Does any of this sound familiar?

In a bar in Las Vegas, I tried to explain the Bored Ape Yacht Club NFTs to a couple from Indiana who were in town to meet their favorite painter. They collected “Real” art. My stories of the price growth and how people sell digital artwork had them shaking their heads. When I explained what a digital wallet was, their eyes glazed over.

They didn’t get it.

Generative NFT art, written on a smart contract, where a digital artist creates the parts that are melded together by a computer, may be mocked by the masses, but like the soup cans, they’re fun. It’s art for a new generation, those who grew up as sneakerheads or video game junkies. These pieces of digital artwork speak to a tech world who can appreciate the art and the method.

When digital artist Beeple had his work, Everydays: the First 5000 Days, a collage of Mike Winkelmann’s daily works he started on May 1, 2007, sold at Christie’s auction house for 69.3 million, it changed the art world forever.

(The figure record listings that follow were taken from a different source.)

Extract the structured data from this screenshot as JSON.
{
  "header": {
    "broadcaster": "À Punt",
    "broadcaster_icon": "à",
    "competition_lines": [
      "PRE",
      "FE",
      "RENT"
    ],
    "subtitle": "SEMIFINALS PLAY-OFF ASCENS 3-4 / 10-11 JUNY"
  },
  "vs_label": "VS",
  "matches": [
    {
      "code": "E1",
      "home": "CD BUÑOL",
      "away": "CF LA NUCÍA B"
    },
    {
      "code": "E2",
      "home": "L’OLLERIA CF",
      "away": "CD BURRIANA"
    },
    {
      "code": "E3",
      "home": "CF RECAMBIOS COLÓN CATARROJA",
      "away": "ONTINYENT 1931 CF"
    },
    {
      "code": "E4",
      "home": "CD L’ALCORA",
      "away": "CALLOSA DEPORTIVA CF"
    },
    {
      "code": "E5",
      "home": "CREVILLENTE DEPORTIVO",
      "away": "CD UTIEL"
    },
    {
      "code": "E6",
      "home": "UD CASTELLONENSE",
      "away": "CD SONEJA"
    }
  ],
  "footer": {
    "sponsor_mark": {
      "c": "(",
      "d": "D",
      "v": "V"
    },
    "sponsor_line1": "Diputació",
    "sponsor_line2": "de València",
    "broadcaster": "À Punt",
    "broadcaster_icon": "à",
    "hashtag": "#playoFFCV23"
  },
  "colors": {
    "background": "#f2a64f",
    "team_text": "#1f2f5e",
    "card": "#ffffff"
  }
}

Purchased by a programmer from Singapore, Gibnesh Sundaresan–he used 42,329 Ether for the transaction–it wasn’t just the NFT sale, but the fact that payment was made using cryptocurrency, that caught everyone’s attention.

To see how much the market is exploding, one only needs to go to the NFT marketplace– Opensea.com, Rarible.com, Solanart.io–and see what is selling. Crypto art is here to stay. On the day this piece was written, Solanart had 7066 sales. The total lifetime volume for Crypto Punks was 775,319.65 ETH, which is 2.7 Billion when converted to USD.

Even in the Decentralized Social Media world of $DeSo, built on blockchain technology (DiamondApp), the community is populated by artists minting their works every day for people to add to their NFT collection.

Where will the NFT market go from here?

There are plenty of pessimists saying it’s a bubble, and maybe they’re right, but I would argue that NFTs are an extension of the Pop Art revolution that started nearly 60-years-ago. They are the perfect investment for the digital economy.

Welcome to the Nouveau Pop Art movement.